I think about why I am bringing my children into these spaces, multiple times a week, into Jewish spaces that are continuing to wave Israeli flags and defend a nation that has killed thousands of children no less precious than they are. It’s because I want them to be good and gentle people. I want them to honor the dignity in everyone, to revere the holy in everything. I no longer remember why I am so confident that more time in these communities can be expected to have that outcome.
My brain has become a horror movie. At one point, haunted by all of the images of children in Gaza whose limbs have been blown off by bombs, I started to hallucinate about finding little bloody hands and feet under my pillow when I wake up in the morning. An Israeli air strike hit a group of people gathered for fajr (dawn) prayer, blowing everyone up so completely that the families had to bury plastic bags of body parts. What if one day someone got to shul early to roll the Torah before davening starts, and opens the ark to find those cursed bags? I imagine those rows and rows of shrouded bodies haunting us, haunting all of us who had the audacity to think we could pray to God every Shabbat for over a year without saying their names.
It takes all of my energy to keep it all to myself and just be normal and shmoozy at kiddush. “Shabbat shalom,” I say, carefully, with a rock in my chest. “How are you?”
Sometimes, I have asked myself if I am still going to be Jewish after this is all over. It’s a terrifying question that upends the rhythms and principles around which I have constructed my adult life. It has painful implications for every other member of my family. It’s worth asking because some of the pro Israel voices in our communities seem so eager to cast me out. Counter protestors have called us “fake Jews”. A former friend on Facebook described me as “anti-Jewish”. A rabbi disinvited me from speaking to his synagogue (on an unrelated topic) because my Facebook posts against the war were a “desecration of God’s name”.
But it’s a silly question. Of course I’m Jewish. The place in my body that was shaped from earliest childhood to experience God was in a Jewish idiom, through Jewish prayer and practice. I am the descendant of my biological Ashkenazi and my spiritual ancestors. I might leave shul in tears and walk around the building sometimes. But there’s no easy way out of what we’ve all watched happen to our sanctuaries. They’re ours, and what has happened to them is on us. If we want God to dwell there again, we would have to make them holy again.

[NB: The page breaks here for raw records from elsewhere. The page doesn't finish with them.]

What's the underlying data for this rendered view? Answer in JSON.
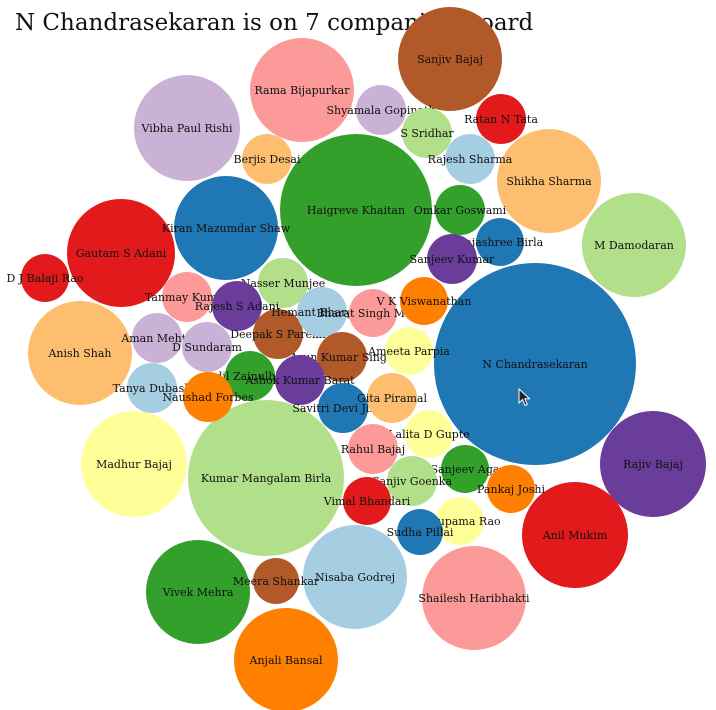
{
  "chart_data": {
    "type": "bubble",
    "title": "N Chandrasekaran is on 7 companies' board",
    "palette": [
      "#1f78b4",
      "#33a02c",
      "#e31a1c",
      "#ff7f00",
      "#6a3d9a",
      "#b15928",
      "#a6cee3",
      "#b2df8a",
      "#fb9a99",
      "#fdbf6f",
      "#cab2d6",
      "#ffff99"
    ],
    "nodes": [
      {
        "name": "N Chandrasekaran",
        "value": 7,
        "color": "#1f78b4"
      },
      {
        "name": "Kumar Mangalam Birla",
        "value": 4.1,
        "color": "#b2df8a"
      },
      {
        "name": "Haigreve Khaitan",
        "value": 3.9,
        "color": "#33a02c"
      },
      {
        "name": "Rama Bijapurkar",
        "value": 1.5,
        "color": "#fb9a99"
      },
      {
        "name": "Vibha Paul Rishi",
        "value": 1.5,
        "color": "#cab2d6"
      },
      {
        "name": "Gautam S Adani",
        "value": 1.55,
        "color": "#e31a1c"
      },
      {
        "name": "Kiran Mazumdar Shaw",
        "value": 1.45,
        "color": "#1f78b4"
      },
      {
        "name": "Shikha Sharma",
        "value": 1.45,
        "color": "#fdbf6f"
      },
      {
        "name": "M Damodaran",
        "value": 1.4,
        "color": "#b2df8a"
      },
      {
        "name": "Rajiv Bajaj",
        "value": 1.45,
        "color": "#6a3d9a"
      },
      {
        "name": "Anil Mukim",
        "value": 1.45,
        "color": "#e31a1c"
      },
      {
        "name": "Madhur Bajaj",
        "value": 1.45,
        "color": "#ffff99"
      },
      {
        "name": "Vivek Mehra",
        "value": 1.4,
        "color": "#33a02c"
      },
      {
        "name": "Anjali Bansal",
        "value": 1.45,
        "color": "#ff7f00"
      },
      {
        "name": "Nisaba Godrej",
        "value": 1.45,
        "color": "#a6cee3"
      },
      {
        "name": "Shailesh Haribhakti",
        "value": 1.07,
        "color": "#fb9a99"
      },
      {
        "name": "Anish Shah",
        "value": 1.41,
        "color": "#fdbf6f"
      },
      {
        "name": "Sanjiv Bajaj",
        "value": 1.38,
        "color": "#b15928"
      },
      {
        "name": "Ratan N Tata",
        "value": 0.3,
        "color": "#e31a1c"
      },
      {
        "name": "Shyamala Gopinath",
        "value": 0.3,
        "color": "#cab2d6"
      },
      {
        "name": "S Sridhar",
        "value": 0.29,
        "color": "#b2df8a"
      },
      {
        "name": "Rajesh Sharma",
        "value": 0.29,
        "color": "#a6cee3"
      },
      {
        "name": "Berjis Desai",
        "value": 0.29,
        "color": "#fdbf6f"
      },
      {
        "name": "Omkar Goswami",
        "value": 0.29,
        "color": "#33a02c"
      },
      {
        "name": "Rajashree Birla",
        "value": 0.28,
        "color": "#1f78b4"
      },
      {
        "name": "Sanjeev Kumar",
        "value": 0.29,
        "color": "#6a3d9a"
      },
      {
        "name": "Nasser Munjee",
        "value": 0.29,
        "color": "#b2df8a"
      },
      {
        "name": "Tanmay Kumar",
        "value": 0.29,
        "color": "#fb9a99"
      },
      {
        "name": "Rajesh S Adani",
        "value": 0.29,
        "color": "#6a3d9a"
      },
      {
        "name": "D J Balaji Rao",
        "value": 0.27,
        "color": "#e31a1c"
      },
      {
        "name": "Aman Mehta",
        "value": 0.29,
        "color": "#cab2d6"
      },
      {
        "name": "D Sundaram",
        "value": 0.29,
        "color": "#cab2d6"
      },
      {
        "name": "Deepak S Parekh",
        "value": 0.29,
        "color": "#b15928"
      },
      {
        "name": "Hemant Bhargava",
        "value": 0.29,
        "color": "#a6cee3"
      },
      {
        "name": "Bharat Singh Mehta",
        "value": 0.27,
        "color": "#fb9a99"
      },
      {
        "name": "V K Viswanathan",
        "value": 0.28,
        "color": "#ff7f00"
      },
      {
        "name": "Arun Kumar Singh",
        "value": 0.29,
        "color": "#b15928"
      },
      {
        "name": "Ameeta Parpia",
        "value": 0.27,
        "color": "#ffff99"
      },
      {
        "name": "Tanya Dubash",
        "value": 0.29,
        "color": "#a6cee3"
      },
      {
        "name": "Adil Zainulbhai",
        "value": 0.29,
        "color": "#33a02c"
      },
      {
        "name": "Ashok Kumar Barat",
        "value": 0.29,
        "color": "#6a3d9a"
      },
      {
        "name": "Naushad Forbes",
        "value": 0.29,
        "color": "#ff7f00"
      },
      {
        "name": "Savitri Devi Jindal",
        "value": 0.29,
        "color": "#1f78b4"
      },
      {
        "name": "Gita Piramal",
        "value": 0.29,
        "color": "#fdbf6f"
      },
      {
        "name": "Lalita D Gupte",
        "value": 0.27,
        "color": "#ffff99"
      },
      {
        "name": "Rahul Bajaj",
        "value": 0.28,
        "color": "#fb9a99"
      },
      {
        "name": "Sanjeev Aga",
        "value": 0.28,
        "color": "#33a02c"
      },
      {
        "name": "Sanjiv Goenka",
        "value": 0.29,
        "color": "#b2df8a"
      },
      {
        "name": "Pankaj Joshi",
        "value": 0.28,
        "color": "#ff7f00"
      },
      {
        "name": "Vimal Bhandari",
        "value": 0.27,
        "color": "#e31a1c"
      },
      {
        "name": "Nirupama Rao",
        "value": 0.27,
        "color": "#ffff99"
      },
      {
        "name": "Sudha Pillai",
        "value": 0.26,
        "color": "#1f78b4"
      },
      {
        "name": "Meera Shankar",
        "value": 0.26,
        "color": "#b15928"
      }
    ]
  }
}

On this Hanukkah, I’ll do the silent labor to act normal and go through the motions to participate. For eight crazy nights.
But if I’m being honest, the only place I can really find my way into Hanukkah this year is when the Maccabees come back to the sacred Temple and find it neglected, desolate, and covered in blood. The temple inside me where God once dwelled is defiled; our synagogue sanctuaries are, too. I don’t know how else to say it more gently: our once-sacred places are covered in blood.
The only way forward is to begin the hard spiritual work of cleaning up, taking stock, repairing, and maybe, sometime a long time from now, when the bombs stop, and after we mourn every loss, we might find our way to rededication. But in the meantime, I want to be the sort of Maccabee who is brave enough to face the desolation of our sanctuaries with integrity, and who are reverent enough to fall on our faces, rend our clothes in lamentation, and cry out toward heaven for help.
Joelle Novey lives in Silver Spring, Maryland.